What the dot-com bust can tell us about today’s AI boom
Subscribe to enjoy similar stories. Twenty-five years ago this week, the Nasdaq Composite Index hit its dot-com-era peak after soaring more than 500% in five years. Its subsequent collapse was swift and brutal.
Small investors lured by a promising new technology called the internet lost fortunes. The economy stumbled. High-flying companies like Pets.com, TheGlobe.com and Webvan collapsed.
Today, some investors are worried the same cycle might be playing out when it comes to artificial intelligence. Even if that is the case—a big if—there is an important lesson for investors from the dot-com collapse: Ultimately, the early internet hype proved correct. It’s easy to understand the fear, and the echo of the dot-com boom.
Leading AI companies are valued in the tens or hundreds of billions of dollars, some of them with little prospect of generating meaningful sales. And investors are racing to give the companies still more money at ever-higher prices to build even bigger clusters of AI chips to fill out new, cavernous data centers. Yet the dot.com boom and bust showed that big bets on ambitious technologies can pay off in the long run.
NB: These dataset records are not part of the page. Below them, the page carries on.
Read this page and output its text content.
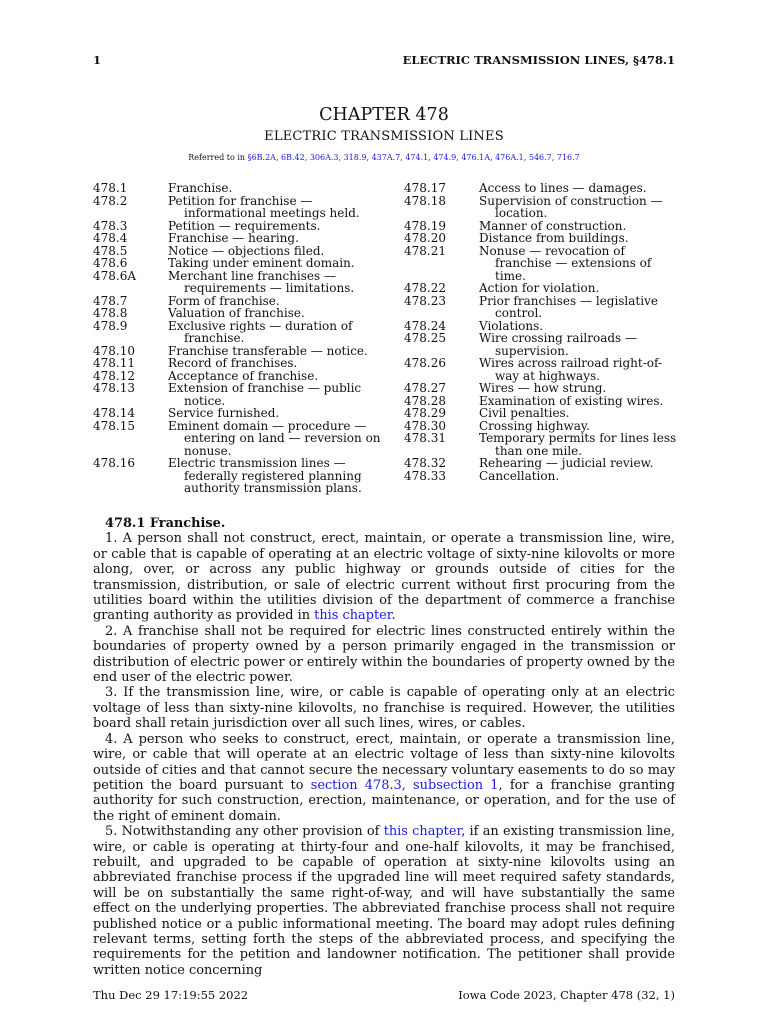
1	ELECTRIC TRANSMISSION LINES, §478.1
CHAPTER 478
ELECTRIC TRANSMISSION LINES
Referred to in §6B.2A, 6B.42, 306A.3, 318.9, 437A.7, 474.1, 474.9, 476.1A, 476A.1, 546.7, 716.7
478.1	Franchise.
478.2	Petition for franchise — informational meetings held.
478.3	Petition — requirements.
478.4	Franchise — hearing.
478.5	Notice — objections filed.
478.6	Taking under eminent domain.
478.6A	Merchant line franchises — requirements — limitations.
478.7	Form of franchise.
478.8	Valuation of franchise.
478.9	Exclusive rights — duration of franchise.
478.10	Franchise transferable — notice.
478.11	Record of franchises.
478.12	Acceptance of franchise.
478.13	Extension of franchise — public notice.
478.14	Service furnished.
478.15	Eminent domain — procedure — entering on land — reversion on nonuse.
478.16	Electric transmission lines — federally registered planning authority transmission plans.
478.17	Access to lines — damages.
478.18	Supervision of construction — location.
478.19	Manner of construction.
478.20	Distance from buildings.
478.21	Nonuse — revocation of franchise — extensions of time.
478.22	Action for violation.
478.23	Prior franchises — legislative control.
478.24	Violations.
478.25	Wire crossing railroads — supervision.
478.26	Wires across railroad right-of-way at highways.
478.27	Wires — how strung.
478.28	Examination of existing wires.
478.29	Civil penalties.
478.30	Crossing highway.
478.31	Temporary permits for lines less than one mile.
478.32	Rehearing — judicial review.
478.33	Cancellation.
478.1 Franchise.

1. A person shall not construct, erect, maintain, or operate a transmission line, wire, or cable that is capable of operating at an electric voltage of sixty-nine kilovolts or more along, over, or across any public highway or grounds outside of cities for the transmission, distribution, or sale of electric current without first procuring from the utilities board within the utilities division of the department of commerce a franchise granting authority as provided in this chapter.

2. A franchise shall not be required for electric lines constructed entirely within the boundaries of property owned by a person primarily engaged in the transmission or distribution of electric power or entirely within the boundaries of property owned by the end user of the electric power.

3. If the transmission line, wire, or cable is capable of operating only at an electric voltage of less than sixty-nine kilovolts, no franchise is required. However, the utilities board shall retain jurisdiction over all such lines, wires, or cables.

4. A person who seeks to construct, erect, maintain, or operate a transmission line, wire, or cable that will operate at an electric voltage of less than sixty-nine kilovolts outside of cities and that cannot secure the necessary voluntary easements to do so may petition the board pursuant to section 478.3, subsection 1, for a franchise granting authority for such construction, erection, maintenance, or operation, and for the use of the right of eminent domain.

5. Notwithstanding any other provision of this chapter, if an existing transmission line, wire, or cable is operating at thirty-four and one-half kilovolts, it may be franchised, rebuilt, and upgraded to be capable of operation at sixty-nine kilovolts using an abbreviated franchise process if the upgraded line will meet required safety standards, will be on substantially the same right-of-way, and will have substantially the same effect on the underlying properties. The abbreviated franchise process shall not require published notice or a public informational meeting. The board may adopt rules defining relevant terms, setting forth the steps of the abbreviated process, and specifying the requirements for the petition and landowner notification. The petitioner shall provide written notice concerning

Thu Dec 29 17:19:55 2022	Iowa Code 2023, Chapter 478 (32, 1)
The five most valuable listed companies globally—and six of the top seven—are tech companies from that era or ones that grew from seeds planted then. In other words, the dot-com bubble had elements of what some investors call “good bubbles" that fuel rapid adoption of revolutionary technology. That is opposed to “bad bubbles" in which people speculate on assets that don’t make the economy more productive—things like tulip bulbs, Beanie Babies or houses in the Arizona desert.